Jacques Rancière (2006) famously argued that politics involves a distribution of the sensible: it conditions how we act, what we say, the things we want. Politics arranges a perceptual regime. In light of Curtis Bay, we might then ask: sensible to whom? Sometimes the same gesture can be futile on one scale and fulsome on another. Judgments of ‘futility’ are therefore not only temporal (as many authors in this collection argue) but also eminently scalar, which should remind us that no political act is ever just one thing. Here, we have a gesture that does nothing to redistribute municipal boundaries—that does not even try—but that does enact an intimate rebellion. In the face of sometimes real and sometimes imagined neglect, this act claims a spiteful agency. Changing one’s address means asserting a version of the world wherein one chooses their own place, despite knowing this choice to be a kind of fiction. Scholars working to disentangle the political from the instrumental should therefore learn from those who live this paradox. It can be both pointless and deeply political to look at a map and roll your eyes and write Curtis Bay on the mail you send to Baltimore City. 

Endnotes

  1. This may account for the awkward relationship that the politics of address has with the politics of autochthony (as described by Geschiere, 2009). In the politics I am describing, landedness becomes a ground on which to self-exclude, rather than a tool for excluding “outsiders” who cannot claim the same primordial belonging. []

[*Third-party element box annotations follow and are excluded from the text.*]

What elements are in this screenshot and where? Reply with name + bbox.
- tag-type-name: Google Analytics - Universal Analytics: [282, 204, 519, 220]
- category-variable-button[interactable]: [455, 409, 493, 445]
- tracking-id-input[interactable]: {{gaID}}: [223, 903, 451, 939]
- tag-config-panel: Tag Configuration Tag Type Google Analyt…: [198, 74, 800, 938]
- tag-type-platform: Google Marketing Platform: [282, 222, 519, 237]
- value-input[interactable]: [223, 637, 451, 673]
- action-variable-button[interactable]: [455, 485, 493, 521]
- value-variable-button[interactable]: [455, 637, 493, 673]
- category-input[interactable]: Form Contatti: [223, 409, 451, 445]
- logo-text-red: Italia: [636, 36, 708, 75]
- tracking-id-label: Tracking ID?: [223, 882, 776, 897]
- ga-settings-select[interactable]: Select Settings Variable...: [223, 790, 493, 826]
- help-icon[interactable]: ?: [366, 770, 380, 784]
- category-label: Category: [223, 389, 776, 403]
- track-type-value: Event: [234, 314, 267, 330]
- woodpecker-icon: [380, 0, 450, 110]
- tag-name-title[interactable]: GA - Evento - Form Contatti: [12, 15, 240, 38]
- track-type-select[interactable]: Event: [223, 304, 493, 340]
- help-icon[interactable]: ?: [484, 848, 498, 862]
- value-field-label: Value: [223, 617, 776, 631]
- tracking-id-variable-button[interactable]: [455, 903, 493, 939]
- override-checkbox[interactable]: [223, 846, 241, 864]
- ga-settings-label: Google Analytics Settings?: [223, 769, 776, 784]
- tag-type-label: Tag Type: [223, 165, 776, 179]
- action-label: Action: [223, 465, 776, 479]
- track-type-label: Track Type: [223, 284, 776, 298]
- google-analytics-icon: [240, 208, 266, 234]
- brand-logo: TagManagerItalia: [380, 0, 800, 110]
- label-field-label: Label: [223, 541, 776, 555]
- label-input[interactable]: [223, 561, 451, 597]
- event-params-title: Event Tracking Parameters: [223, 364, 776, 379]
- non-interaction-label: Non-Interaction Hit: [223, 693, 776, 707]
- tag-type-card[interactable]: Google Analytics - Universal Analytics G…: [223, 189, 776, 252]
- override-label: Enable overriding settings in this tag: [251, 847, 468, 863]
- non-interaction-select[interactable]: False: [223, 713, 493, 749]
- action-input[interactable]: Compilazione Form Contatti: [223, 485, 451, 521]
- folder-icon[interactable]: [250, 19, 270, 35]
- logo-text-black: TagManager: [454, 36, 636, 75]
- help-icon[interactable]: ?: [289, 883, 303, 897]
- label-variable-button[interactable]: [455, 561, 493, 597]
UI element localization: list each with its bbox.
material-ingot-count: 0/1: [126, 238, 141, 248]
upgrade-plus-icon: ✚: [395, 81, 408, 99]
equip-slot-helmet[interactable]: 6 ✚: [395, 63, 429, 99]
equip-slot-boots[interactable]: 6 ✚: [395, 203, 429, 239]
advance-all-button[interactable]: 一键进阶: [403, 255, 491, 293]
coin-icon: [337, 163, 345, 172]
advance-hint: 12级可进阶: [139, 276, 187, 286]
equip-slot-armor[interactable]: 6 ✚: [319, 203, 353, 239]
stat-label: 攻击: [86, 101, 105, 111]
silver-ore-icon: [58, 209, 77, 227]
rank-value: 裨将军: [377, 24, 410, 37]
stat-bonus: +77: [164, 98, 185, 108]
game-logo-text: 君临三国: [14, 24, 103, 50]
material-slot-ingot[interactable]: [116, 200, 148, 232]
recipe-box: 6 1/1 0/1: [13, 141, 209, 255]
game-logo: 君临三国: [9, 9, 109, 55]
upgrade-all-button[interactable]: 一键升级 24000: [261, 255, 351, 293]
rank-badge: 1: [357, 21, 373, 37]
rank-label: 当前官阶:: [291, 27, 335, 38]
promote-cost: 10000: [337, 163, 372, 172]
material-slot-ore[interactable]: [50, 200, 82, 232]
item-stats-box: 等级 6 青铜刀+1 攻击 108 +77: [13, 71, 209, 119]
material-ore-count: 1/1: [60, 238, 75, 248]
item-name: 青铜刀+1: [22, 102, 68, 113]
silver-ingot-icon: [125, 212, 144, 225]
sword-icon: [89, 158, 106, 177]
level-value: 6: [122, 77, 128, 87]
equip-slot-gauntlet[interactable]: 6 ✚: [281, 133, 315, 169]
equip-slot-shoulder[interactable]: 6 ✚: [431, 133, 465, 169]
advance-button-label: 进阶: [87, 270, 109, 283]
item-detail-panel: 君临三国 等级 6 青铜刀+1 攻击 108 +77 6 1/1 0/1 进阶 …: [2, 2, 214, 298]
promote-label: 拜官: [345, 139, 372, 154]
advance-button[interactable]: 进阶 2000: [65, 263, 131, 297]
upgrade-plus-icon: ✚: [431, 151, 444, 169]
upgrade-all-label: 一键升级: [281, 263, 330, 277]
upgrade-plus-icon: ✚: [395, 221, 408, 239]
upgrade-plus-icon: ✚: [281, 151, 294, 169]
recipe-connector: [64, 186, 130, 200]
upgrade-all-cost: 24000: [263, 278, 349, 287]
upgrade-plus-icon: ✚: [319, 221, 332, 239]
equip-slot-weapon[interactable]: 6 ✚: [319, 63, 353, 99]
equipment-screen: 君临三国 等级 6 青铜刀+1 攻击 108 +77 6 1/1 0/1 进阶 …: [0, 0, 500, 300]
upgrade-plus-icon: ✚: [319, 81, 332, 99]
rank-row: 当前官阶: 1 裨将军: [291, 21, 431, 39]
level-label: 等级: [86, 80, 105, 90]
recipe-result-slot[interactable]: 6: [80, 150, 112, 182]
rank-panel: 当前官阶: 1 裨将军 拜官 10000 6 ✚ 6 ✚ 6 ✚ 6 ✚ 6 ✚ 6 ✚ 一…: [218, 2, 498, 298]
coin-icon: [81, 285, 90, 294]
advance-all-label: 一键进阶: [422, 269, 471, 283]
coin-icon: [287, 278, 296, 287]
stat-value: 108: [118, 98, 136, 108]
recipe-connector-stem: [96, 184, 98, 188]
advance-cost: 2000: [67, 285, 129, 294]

  2. For more on contentious history of ZIP codes, see Clark, 2013. []

  3. Though a few in Curtis Bay hoped the shift would reduce their insurance premiums (it didn’t). []

References

Agamben G (2000) Means without End: Notes on Politics. Minneapolis: University of Minnesota Press.

Ahmann C (2019) Waste to energy: garbage prospects and subjunctive politics in late-industrial Baltimore. American Ethnologist 46(3): 328–42.

Cox A M (2015) Shapeshifters: Black Girls and the Choreography of Citizenship. Durham: Duke University Press.

Clark A (2013) The tyranny of the ZIP code. The New Republic 7 March.

Faulkner W (1930) A rose for Emily. The Forum 30 April.

Geschiere P (2009). The Perils of Belonging: Autochthony, Citizenship, and Exclusion in Africa and Europe. Chicago: University of Chicago Press.

Mathews J (1998) Separate but unequal Curtis Bay: Members of community feel cut off from city, and are changing addresses to reflect independence. Baltimore Sun, 31 July.

McGranahan C (2018) Refusal as political practice: citizenship, sovereignty, and Tibetan refugee status. American Ethnologist 45(3): 367–79.

Rancière J (2006) The Politics of Aesthetics. Gabriel Rockhill, trans. London: Continuum.

Shange S (2019) Black Girl Ordinary: Flesh, Carcerality, and the Refusal of Ethnography. Transforming Anthropology 27(1): 3–21.

Simpson A (2014) Mohawk Interruptus: Political Life across the Borders of Settler States. Durham: Duke University Press.